The following morning, however, the poetess appeared to be better, and for a day or two was supposed to be recovering. She herself was of this belief, and those about her had such confidence in her vitality that the worst seemed to have been passed. "So little did Mrs. Browning realise her critical condition," says Mr. Story, "that until the last day she did not consider herself sufficiently indisposed to remain in bed, and then the precaution was accidental. So much encouraged did she feel with regard to herself that on this final evening an intimate female friend was admitted to her bedside, and found her in good spirits, ready at pleasantry and willing to converse on all the old loved subjects. Her ruling passion had prompted her to glance at the Athenæum and Nazione; and when this friend repeated the opinions she had heard expressed by an acquaintance of the new Italian Premier, Ricasoli, to the effect that his policy and Cavour's were identical, Mrs. Browning 'smiled like Italy,' and thankfully replied, 'I am glad of it; I thought so.' Even then her thoughts were not of self."

Little did this friend think, as she bade the poetess "good-bye," that it was indeed a farewell she was taking. Friends who called to inquire after her were sent away cheered with the assurance that she was better, and even her "own bright boy," says Mr. Story, as he bade his mother good night, was sent to bed consoled by her oft-repeated "I am better, dear, much better."

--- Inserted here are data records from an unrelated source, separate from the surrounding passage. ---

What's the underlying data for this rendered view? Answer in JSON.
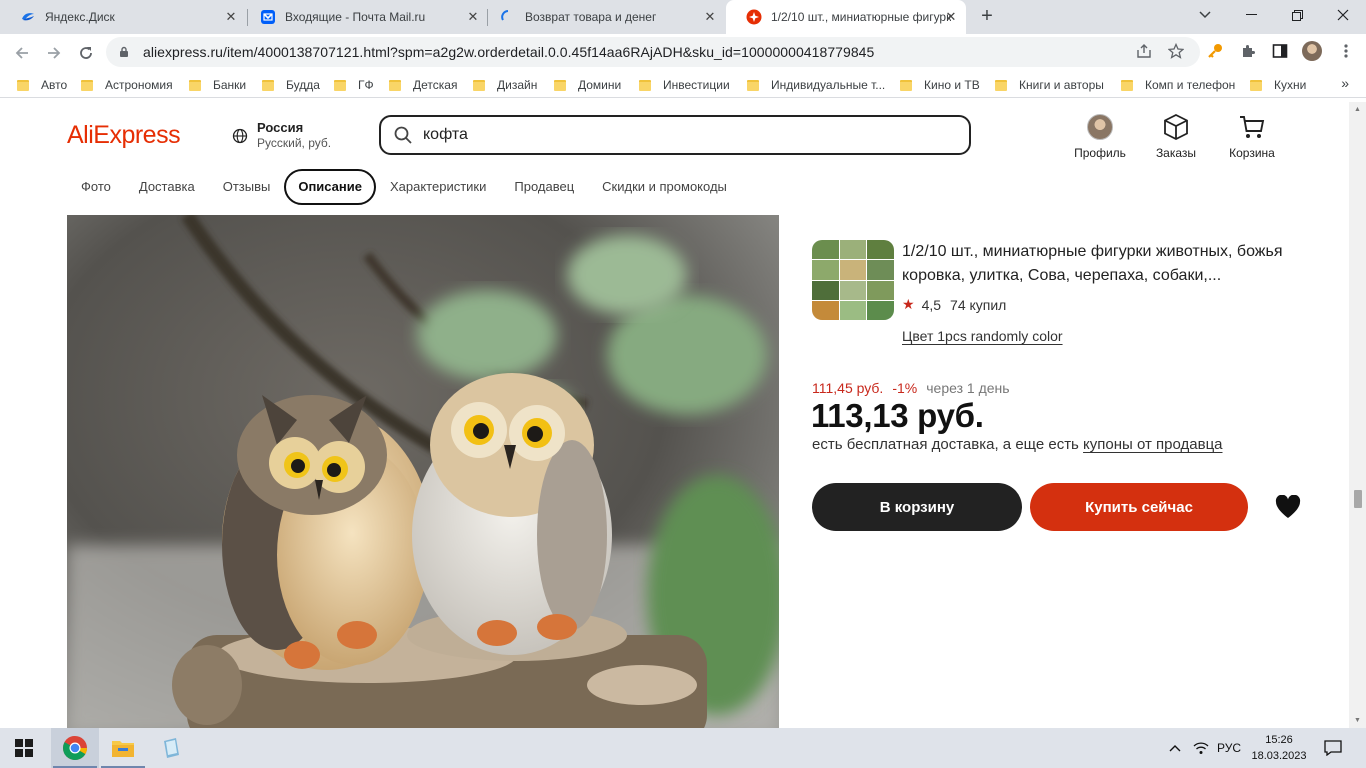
{
  "browser": {
    "tabs": [
      {
        "title": "Яндекс.Диск",
        "active": false
      },
      {
        "title": "Входящие - Почта Mail.ru",
        "active": false
      },
      {
        "title": "Возврат товара и денег",
        "active": false
      },
      {
        "title": "1/2/10 шт., миниатюрные фигурк",
        "active": true
      }
    ],
    "new_tab": "+",
    "url": "aliexpress.ru/item/4000138707121.html?spm=a2g2w.orderdetail.0.0.45f14aa6RAjADH&sku_id=10000000418779845",
    "bookmarks": [
      "Авто",
      "Астрономия",
      "Банки",
      "Будда",
      "ГФ",
      "Детская",
      "Дизайн",
      "Домини",
      "Инвестиции",
      "Индивидуальные т...",
      "Кино и ТВ",
      "Книги и авторы",
      "Комп и телефон",
      "Кухни"
    ],
    "bookmarks_more": "»",
    "colors": {
      "tabbar": "#dee1e6",
      "folder": "#f9d567"
    }
  },
  "header": {
    "logo": "AliExpress",
    "region_country": "Россия",
    "region_sub": "Русский, руб.",
    "search_value": "кофта",
    "actions": [
      {
        "label": "Профиль",
        "icon": "avatar"
      },
      {
        "label": "Заказы",
        "icon": "box-icon"
      },
      {
        "label": "Корзина",
        "icon": "cart-icon"
      }
    ],
    "colors": {
      "brand": "#e62e04"
    }
  },
  "section_tabs": [
    "Фото",
    "Доставка",
    "Отзывы",
    "Описание",
    "Характеристики",
    "Продавец",
    "Скидки и промокоды"
  ],
  "active_section_tab": "Описание",
  "product": {
    "title": "1/2/10 шт., миниатюрные фигурки животных, божья коровка, улитка, Сова, черепаха, собаки,...",
    "rating": "4,5",
    "sold": "74 купил",
    "variant": "Цвет 1pcs randomly color",
    "old_price": "111,45 руб.",
    "discount": "-1%",
    "price_change_note": "через 1 день",
    "price": "113,13 руб.",
    "shipping_text": "есть бесплатная доставка, а еще есть ",
    "shipping_link": "купоны от продавца",
    "add_to_cart": "В корзину",
    "buy_now": "Купить сейчас",
    "colors": {
      "accent": "#d4300f",
      "dark_button": "#222222",
      "price_red": "#c8281c"
    }
  },
  "taskbar": {
    "language": "РУС",
    "time": "15:26",
    "date": "18.03.2023"
  }
}
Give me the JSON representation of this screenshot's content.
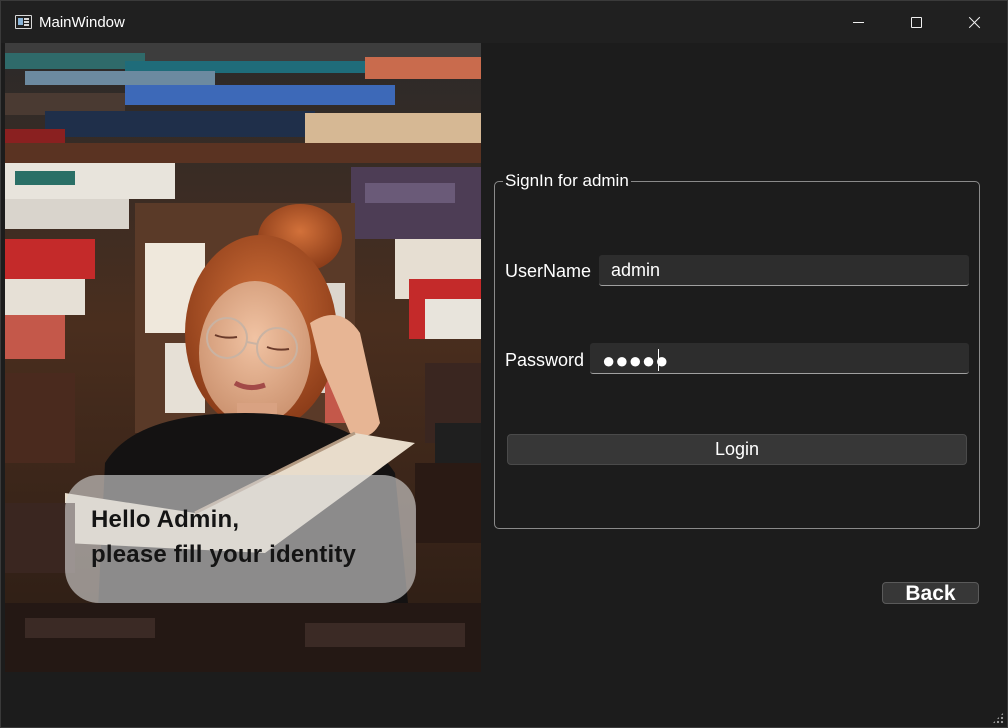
{
  "window": {
    "title": "MainWindow",
    "icon": "app-window-icon",
    "controls": [
      "minimize",
      "maximize",
      "close"
    ]
  },
  "image_panel": {
    "greeting_line1": "Hello Admin,",
    "greeting_line2": "please fill your identity"
  },
  "signin": {
    "group_title": "SignIn for admin",
    "username_label": "UserName",
    "username_value": "admin",
    "password_label": "Password",
    "password_mask": "●●●●●",
    "login_label": "Login"
  },
  "footer": {
    "back_label": "Back"
  },
  "colors": {
    "window_bg": "#1c1c1c",
    "titlebar_bg": "#202020",
    "input_bg": "#2d2d2d",
    "button_bg": "#373737",
    "text": "#ffffff"
  }
}
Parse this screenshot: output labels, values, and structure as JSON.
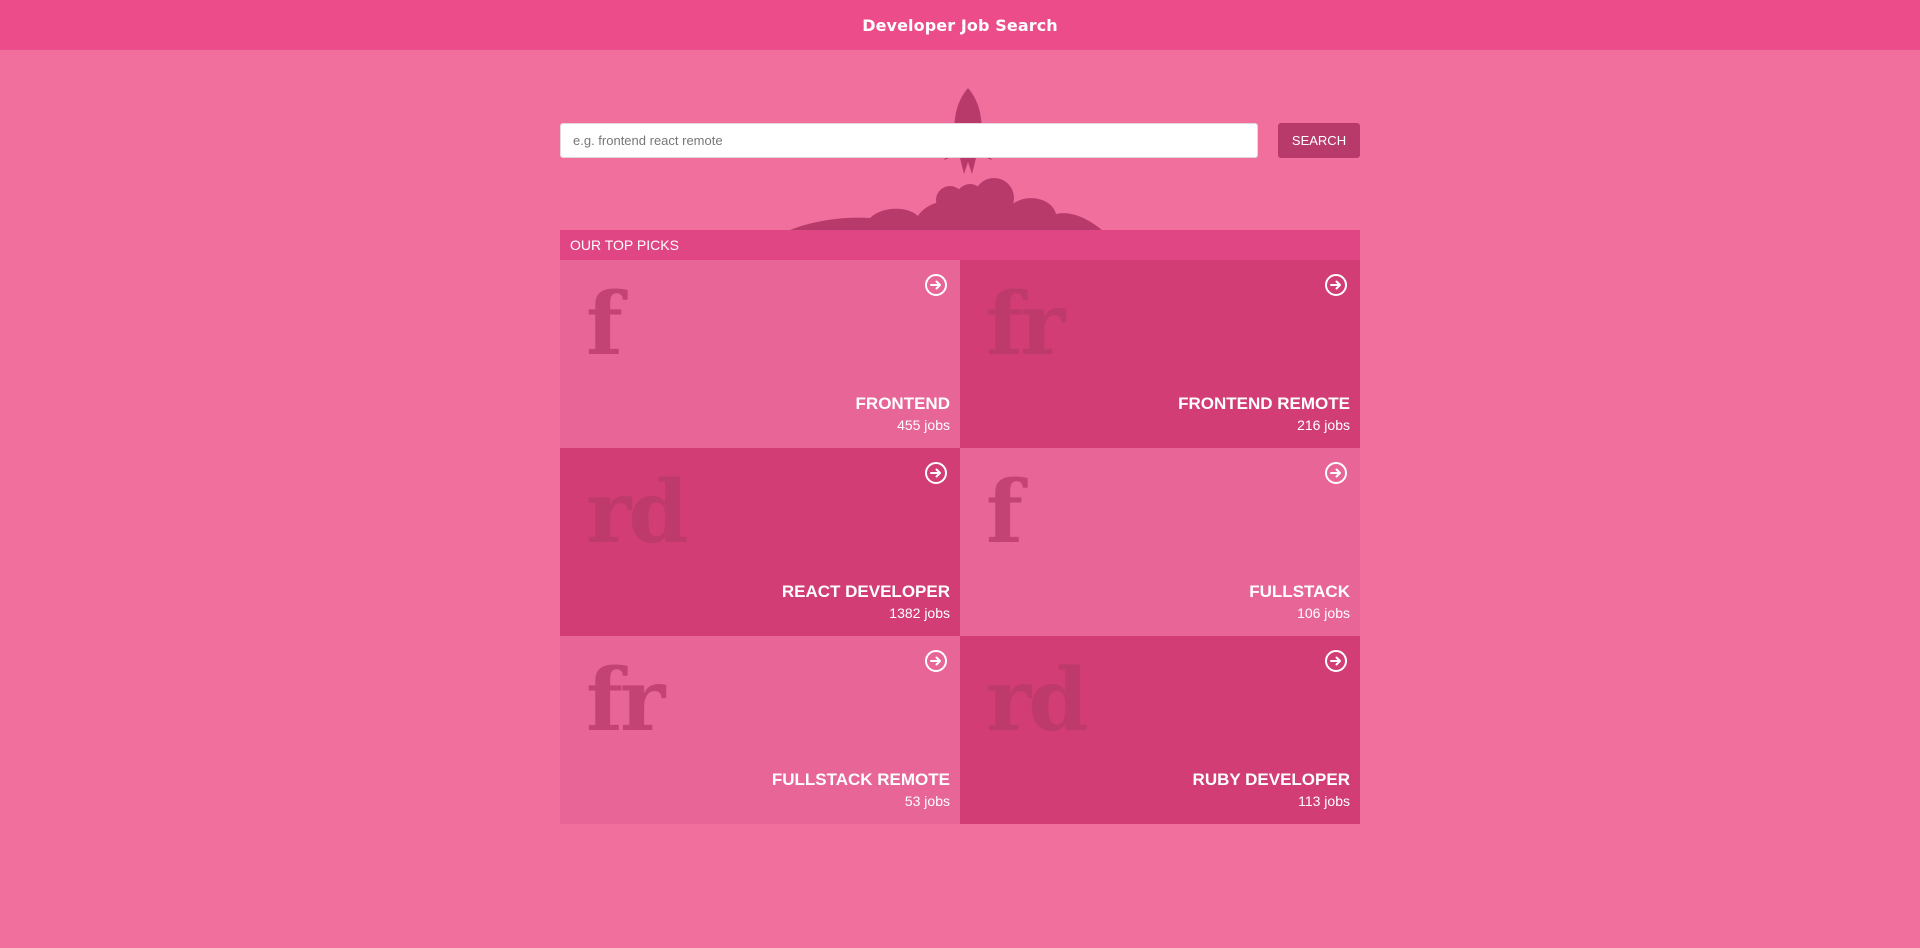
{
  "app": {
    "title": "Developer Job Search"
  },
  "search": {
    "placeholder": "e.g. frontend react remote",
    "value": "",
    "button_label": "SEARCH"
  },
  "picks": {
    "heading": "OUR TOP PICKS",
    "items": [
      {
        "abbr": "f",
        "title": "FRONTEND",
        "count": "455 jobs",
        "tone": "light"
      },
      {
        "abbr": "fr",
        "title": "FRONTEND REMOTE",
        "count": "216 jobs",
        "tone": "dark"
      },
      {
        "abbr": "rd",
        "title": "REACT DEVELOPER",
        "count": "1382 jobs",
        "tone": "dark"
      },
      {
        "abbr": "f",
        "title": "FULLSTACK",
        "count": "106 jobs",
        "tone": "light"
      },
      {
        "abbr": "fr",
        "title": "FULLSTACK REMOTE",
        "count": "53 jobs",
        "tone": "light"
      },
      {
        "abbr": "rd",
        "title": "RUBY DEVELOPER",
        "count": "113 jobs",
        "tone": "dark"
      }
    ]
  },
  "icons": {
    "card_link": "arrow-circle-right-icon",
    "hero_art": "rocket-launch-illustration"
  },
  "colors": {
    "page_background": "#f06f9d",
    "topbar": "#ec4d8a",
    "accent": "#b83a6b",
    "card_light": "#e76597",
    "card_dark": "#d13d74"
  }
}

One only watched her breathing through the night, he who for fifteen years had ministered to her with all the tenderness of a woman. It was a night devoid of suffering to her. As morning approached, and for two hours previous to the dread moment, she seemed to be in a partial ecstasy, and though not apparently conscious of the coming on of death, she gave her husband all those holy words of love, all the consolation of an oft-repeated blessing, whose value death has made priceless. Such moments are too sacred for the common pen, which pauses as the woman poet raises herself up to die in the arms of her poet husband. He knew not that death had robbed him of his treasure until the drooping form grew chill. . . . Her last words were: "It is beautiful!"